All of the things you mentioned are viable ways to stretch your yeast into more batches. Starters are fairly common place for liquid yeast these days. When some of the posters indicated "overbuilding" their starter, they are doing some calculations to figure out how to get enough yeast for their batch and then set aside some for future storage. That would typically be a lot more than 1 cup worth.

There are a lot of great calculators out there to help you figure out pitching rates for yeast. One of my favorites is Brewer's Friend yeast calculator. With this tool you can calculate what starter size you need for your beer, plus estimate how to have 100 billion cells to set aside for your next batch.

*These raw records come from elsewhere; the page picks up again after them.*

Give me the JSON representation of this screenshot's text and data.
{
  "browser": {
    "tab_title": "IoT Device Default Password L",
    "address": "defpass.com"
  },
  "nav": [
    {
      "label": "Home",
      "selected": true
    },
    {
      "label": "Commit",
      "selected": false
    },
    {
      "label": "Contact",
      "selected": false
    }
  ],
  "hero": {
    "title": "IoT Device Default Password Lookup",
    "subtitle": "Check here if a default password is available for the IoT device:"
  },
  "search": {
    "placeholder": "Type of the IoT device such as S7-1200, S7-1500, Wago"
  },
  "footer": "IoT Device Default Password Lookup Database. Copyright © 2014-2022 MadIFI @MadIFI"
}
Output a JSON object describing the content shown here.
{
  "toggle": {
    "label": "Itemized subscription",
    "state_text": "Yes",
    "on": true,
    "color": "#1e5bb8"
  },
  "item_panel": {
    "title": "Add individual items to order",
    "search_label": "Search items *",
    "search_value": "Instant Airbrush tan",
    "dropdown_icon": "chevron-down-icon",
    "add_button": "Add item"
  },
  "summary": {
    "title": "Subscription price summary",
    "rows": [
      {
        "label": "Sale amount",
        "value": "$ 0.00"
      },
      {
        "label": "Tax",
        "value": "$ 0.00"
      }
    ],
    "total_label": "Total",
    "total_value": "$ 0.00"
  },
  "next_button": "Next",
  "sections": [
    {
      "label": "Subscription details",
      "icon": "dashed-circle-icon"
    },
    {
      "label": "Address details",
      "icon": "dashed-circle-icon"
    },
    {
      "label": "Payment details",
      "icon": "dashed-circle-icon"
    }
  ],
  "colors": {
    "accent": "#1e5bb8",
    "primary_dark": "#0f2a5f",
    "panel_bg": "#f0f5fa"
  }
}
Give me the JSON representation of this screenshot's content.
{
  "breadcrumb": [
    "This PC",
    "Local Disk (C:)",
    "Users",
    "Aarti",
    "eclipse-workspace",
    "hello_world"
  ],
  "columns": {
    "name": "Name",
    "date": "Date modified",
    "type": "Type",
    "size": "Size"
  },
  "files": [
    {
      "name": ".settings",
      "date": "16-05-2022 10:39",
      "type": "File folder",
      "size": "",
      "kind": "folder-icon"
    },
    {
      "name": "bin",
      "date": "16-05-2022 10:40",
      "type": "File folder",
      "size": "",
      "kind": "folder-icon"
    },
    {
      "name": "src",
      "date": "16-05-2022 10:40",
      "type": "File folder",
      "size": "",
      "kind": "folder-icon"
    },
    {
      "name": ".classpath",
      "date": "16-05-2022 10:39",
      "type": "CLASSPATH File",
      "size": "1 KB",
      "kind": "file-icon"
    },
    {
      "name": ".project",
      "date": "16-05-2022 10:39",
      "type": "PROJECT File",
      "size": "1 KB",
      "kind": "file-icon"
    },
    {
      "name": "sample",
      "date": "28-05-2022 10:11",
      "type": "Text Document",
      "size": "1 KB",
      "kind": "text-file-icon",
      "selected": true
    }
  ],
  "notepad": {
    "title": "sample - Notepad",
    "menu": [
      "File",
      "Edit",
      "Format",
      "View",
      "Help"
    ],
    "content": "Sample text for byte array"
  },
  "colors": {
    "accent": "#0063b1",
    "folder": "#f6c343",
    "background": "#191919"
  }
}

That would gives you about the equivalent of a new smack pack to start your next calculation from.
 
I often wonder if the starters are worth the effort and cost. [...] I also think about the cost of the DME. I probably used about eight cups of DME. It seems the cost of the starters begins to balance out with the cost of buying yeast.

Add a couple of pounds of 2-row to your next pale ale or blonde and pressure-can the second or third runnings at ~1.035. Maybe I got lucky, but my retired grandparents gave me their pressure cooker (in the original box, with receipt, from before I was born . . .), and a case of quart mason jars is ~$12. Once you do that, starters are easy. Sanitize a flask, pour in a harvest pint jar of yeast from a prior starter, pour in a quart of pressure-canned wort, come back in 36 hours.